The Bridge of Resistance is almost invisible, just a concrete slab completely covered by mud and weeds. you can pass over it quickly, traversing the entire history of a region without even realizing it. Before reaching that point on the unpaved road aboard his bike, Anderson faced a couple of swampy stretches. On one of them, he ran aground.
“It was not a blockade. The resistance never blocked the bridge or the road. The people who needed to pass could do so without any problem. The only thing that was obstructed were the cars and machinery of the company that was going to build the well. The officials themselves could go to the camp they were building down there. But not the machinery,” says Anderson. In his case, he was not stopped by chains but by the condition of a road affected by the powerful humidity of a region that lives off water and by the neglect of a Government that ignores the periphery. The unpaved surface was a quagmire.

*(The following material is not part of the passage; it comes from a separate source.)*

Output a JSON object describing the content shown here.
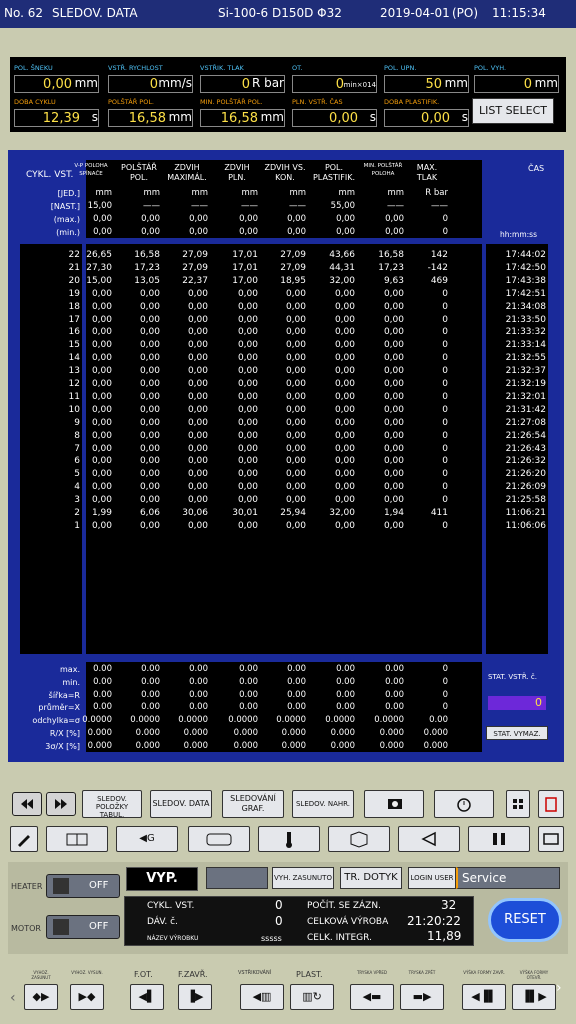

After trying hard, he gave up. He was about to run up the one and a half kilometer to the bridge when several pickup trucks with polarized windows appeared, led by a National Police patrol car. They helped him not because of a gesture of generosity or the simple fulfillment of their commitment to citizens, but simply because the motorcycle was blocking the road. Several policemen got off the patrol car to pick the motorcycle up along with Anderson, put it on the truck bed floor and took Anderson with them.
The truck only stopped when it reached the bridge over the La Cacho creek. The commander quickly got off and shouted at the community who was resisting peacefully.
“I want this area vacated immediately. Leave now, none of this is yours. Beat it now…”
Anderson opened the backpack, took out the camera and pointed it at the commander before the undaunted eyes of the policemen who looked like they wanted to tear their skin off, with frightened faces, with a grimace denoting the thought that surely ran through their heads. “Shit, we helped him get to the enemy.”
As soon as the commander realized that this omniscient eye was looking at him like an open window to the world, the tone changed from violent harangue to civic request.
“Citizens, please collaborate. This Emerald Energy’s project is for the good of all, for the progress of Caqueta. The company has all the permits to do its work. Please collaborate.”
Emerald Energy oil company personnel were in the armored van behind the polarized windows. Perhaps Chinese or Colombians, perhaps security and community managers. A closed window separated the gazes of two halves of the world. Ximena, Wilson, Juan, Blanca, Simeon, Fermin and Saldarriaga were there. Anderson’s eyes and camera lens had the power to turn the eyes of the world over an invisible bridge.